XETRA-SCHLUSS/DAX erholt nach "Whatever it takes 2.0"

(DJLL) Von DJ


FRANKFURT (Dow Jones)--Mit Aufschlägen hat der deutsche Aktienmarkt am Donnerstag geschlossen. Hauptgrund hierfür war die Ankündigung eines Pandemic Emergency Purchase Programme (PEPP) durch die EZB, was am Markt als ein "Whatever it takes 2.0" interpretiert wurde. Das neue Programm hat ein Volumen von zunächst 750 Milliarden Euro und wird bis mindestens Ende 2020 laufen. Daneben senkte die Bank of England erneut die Leitzinsen und erhöhte das Volumen der Anleihekäufe.


Der Einbruch des Philadelphia-Fed-Index machte die Anleger am Nachmittag genauso wenig nervös wie dies am Vormittag nach dem Einbruch des ifo-Geschäftsklimaindex der Fall gewesen war. Im Handel war von einem gewissen Gewöhnungseffekt die Rede. Analysten wiesen zudem darauf hin, dass den Einbrüchen der Daten in den kommenden Wochen noch zahlreiche weitere folgen werden. Der DAX gewann 2 Prozent auf 8.610 Punkte.
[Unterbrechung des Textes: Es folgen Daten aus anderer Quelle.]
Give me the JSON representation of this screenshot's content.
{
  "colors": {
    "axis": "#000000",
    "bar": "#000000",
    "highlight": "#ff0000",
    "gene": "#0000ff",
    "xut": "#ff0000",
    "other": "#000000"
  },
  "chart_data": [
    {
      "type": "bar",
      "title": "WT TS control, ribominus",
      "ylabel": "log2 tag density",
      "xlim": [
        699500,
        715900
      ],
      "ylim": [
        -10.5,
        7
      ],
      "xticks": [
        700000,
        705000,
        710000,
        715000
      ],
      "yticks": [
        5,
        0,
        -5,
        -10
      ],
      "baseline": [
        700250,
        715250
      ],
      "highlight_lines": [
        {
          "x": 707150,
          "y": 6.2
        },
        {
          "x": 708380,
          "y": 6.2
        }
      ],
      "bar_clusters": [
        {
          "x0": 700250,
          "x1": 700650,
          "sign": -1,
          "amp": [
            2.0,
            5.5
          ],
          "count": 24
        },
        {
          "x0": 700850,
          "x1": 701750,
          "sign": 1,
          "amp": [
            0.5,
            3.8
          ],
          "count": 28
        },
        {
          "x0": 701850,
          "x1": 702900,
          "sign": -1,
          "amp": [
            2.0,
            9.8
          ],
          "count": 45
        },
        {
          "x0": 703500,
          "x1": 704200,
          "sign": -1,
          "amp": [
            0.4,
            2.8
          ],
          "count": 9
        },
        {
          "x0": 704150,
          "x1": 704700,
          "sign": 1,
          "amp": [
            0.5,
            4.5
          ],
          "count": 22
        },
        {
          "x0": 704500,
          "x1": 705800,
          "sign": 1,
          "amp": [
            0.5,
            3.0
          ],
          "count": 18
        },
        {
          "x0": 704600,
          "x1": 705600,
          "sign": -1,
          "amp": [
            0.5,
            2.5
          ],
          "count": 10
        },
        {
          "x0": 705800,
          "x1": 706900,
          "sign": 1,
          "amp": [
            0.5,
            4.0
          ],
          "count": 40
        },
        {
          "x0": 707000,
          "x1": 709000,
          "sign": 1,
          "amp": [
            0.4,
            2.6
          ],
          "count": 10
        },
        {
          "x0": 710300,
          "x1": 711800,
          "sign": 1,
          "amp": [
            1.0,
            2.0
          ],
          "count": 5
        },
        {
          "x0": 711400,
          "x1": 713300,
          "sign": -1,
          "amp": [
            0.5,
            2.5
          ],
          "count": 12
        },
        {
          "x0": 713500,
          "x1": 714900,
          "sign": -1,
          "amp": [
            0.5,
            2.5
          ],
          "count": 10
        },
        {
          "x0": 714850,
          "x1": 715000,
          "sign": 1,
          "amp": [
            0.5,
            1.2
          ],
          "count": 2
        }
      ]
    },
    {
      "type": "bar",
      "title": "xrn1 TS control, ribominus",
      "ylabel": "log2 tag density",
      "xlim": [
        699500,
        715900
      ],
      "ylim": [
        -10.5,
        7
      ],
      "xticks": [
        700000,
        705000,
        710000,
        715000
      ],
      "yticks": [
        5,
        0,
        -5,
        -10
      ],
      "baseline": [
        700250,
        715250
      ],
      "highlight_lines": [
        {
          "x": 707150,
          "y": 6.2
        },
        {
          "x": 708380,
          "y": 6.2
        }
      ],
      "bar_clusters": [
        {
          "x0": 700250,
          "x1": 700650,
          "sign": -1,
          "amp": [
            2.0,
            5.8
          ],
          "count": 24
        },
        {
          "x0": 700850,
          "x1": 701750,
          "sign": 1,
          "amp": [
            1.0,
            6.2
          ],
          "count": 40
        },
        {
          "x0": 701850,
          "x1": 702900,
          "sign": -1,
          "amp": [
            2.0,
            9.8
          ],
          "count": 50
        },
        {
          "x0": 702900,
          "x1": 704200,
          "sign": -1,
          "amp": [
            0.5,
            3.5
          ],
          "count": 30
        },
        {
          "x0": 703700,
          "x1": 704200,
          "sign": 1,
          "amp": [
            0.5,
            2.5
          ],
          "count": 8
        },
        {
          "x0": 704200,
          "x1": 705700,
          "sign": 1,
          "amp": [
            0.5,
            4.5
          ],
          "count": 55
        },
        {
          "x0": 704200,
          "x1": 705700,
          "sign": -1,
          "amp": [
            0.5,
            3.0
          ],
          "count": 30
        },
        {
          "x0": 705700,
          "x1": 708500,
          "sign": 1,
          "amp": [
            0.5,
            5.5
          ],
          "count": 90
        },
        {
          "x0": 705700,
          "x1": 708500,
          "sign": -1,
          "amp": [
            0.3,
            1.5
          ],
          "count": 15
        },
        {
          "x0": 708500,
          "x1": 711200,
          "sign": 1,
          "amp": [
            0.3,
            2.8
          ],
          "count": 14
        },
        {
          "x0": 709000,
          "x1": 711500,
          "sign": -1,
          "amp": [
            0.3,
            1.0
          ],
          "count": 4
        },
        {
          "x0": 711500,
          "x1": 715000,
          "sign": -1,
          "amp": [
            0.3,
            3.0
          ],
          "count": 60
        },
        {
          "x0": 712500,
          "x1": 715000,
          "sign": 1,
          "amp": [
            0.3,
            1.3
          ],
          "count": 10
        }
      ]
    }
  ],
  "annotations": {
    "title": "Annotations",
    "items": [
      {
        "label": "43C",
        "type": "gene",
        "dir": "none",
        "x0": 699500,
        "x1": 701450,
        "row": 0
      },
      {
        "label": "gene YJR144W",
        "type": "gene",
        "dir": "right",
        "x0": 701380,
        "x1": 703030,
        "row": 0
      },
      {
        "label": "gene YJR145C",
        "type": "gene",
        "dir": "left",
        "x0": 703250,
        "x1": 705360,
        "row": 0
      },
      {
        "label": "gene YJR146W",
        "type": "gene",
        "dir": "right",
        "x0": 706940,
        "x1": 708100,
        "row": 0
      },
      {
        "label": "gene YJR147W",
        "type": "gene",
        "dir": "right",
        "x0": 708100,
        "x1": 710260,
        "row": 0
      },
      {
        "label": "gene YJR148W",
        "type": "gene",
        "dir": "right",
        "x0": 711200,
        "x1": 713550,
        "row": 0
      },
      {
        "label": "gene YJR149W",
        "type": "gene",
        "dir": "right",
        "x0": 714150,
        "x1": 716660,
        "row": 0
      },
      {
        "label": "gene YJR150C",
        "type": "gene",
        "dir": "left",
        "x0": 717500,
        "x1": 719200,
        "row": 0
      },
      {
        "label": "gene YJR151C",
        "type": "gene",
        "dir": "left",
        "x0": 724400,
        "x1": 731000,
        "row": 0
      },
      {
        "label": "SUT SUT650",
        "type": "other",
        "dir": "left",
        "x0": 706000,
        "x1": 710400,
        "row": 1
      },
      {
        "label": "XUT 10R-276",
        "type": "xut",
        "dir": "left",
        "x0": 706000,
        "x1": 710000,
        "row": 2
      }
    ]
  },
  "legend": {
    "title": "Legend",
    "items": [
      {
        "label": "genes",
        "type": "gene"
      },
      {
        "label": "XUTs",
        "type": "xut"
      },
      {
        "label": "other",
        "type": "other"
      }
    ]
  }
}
ifo mit stärkstem Einbruch seit 2009


Der ifo-Geschäftsklimaindex ist im März drastisch auf 87,7 von 96 eingebrochen und damit auf den tiefsten Stand seit 2009. Nach Einschätzung der Commerzbank deutet der Index darauf hin, dass Deutschlands Bruttoinlandsprodukt (BIP) im ersten Halbjahr "drastisch" zurückgehen wird. Der Philadelphia-Fed-Index stürzte derweil im März auf minus 12,7 von 36,7 Punkten ab und blieb damit weit unter der Prognose von 9.


Aus der Immobilienbranche legte Patrizia gute Zahlen vor, erhöhte die Dividende und startet einen Aktienrückkauf. Daneben bestätigte Vonovia, ausreichend Barmittel zu besitzen. Der Ausblick auf 2020 wurde bekräftigt. Patrizia verloren dennoch 0,5 Prozent, während es für Vonovia nach volatilem Verlauf um 6,8 Prozent nach oben ging. Deutsche Euroshop verloren 4,1 Prozent. Das Unternehmen hat die Dividende ausgesetzt.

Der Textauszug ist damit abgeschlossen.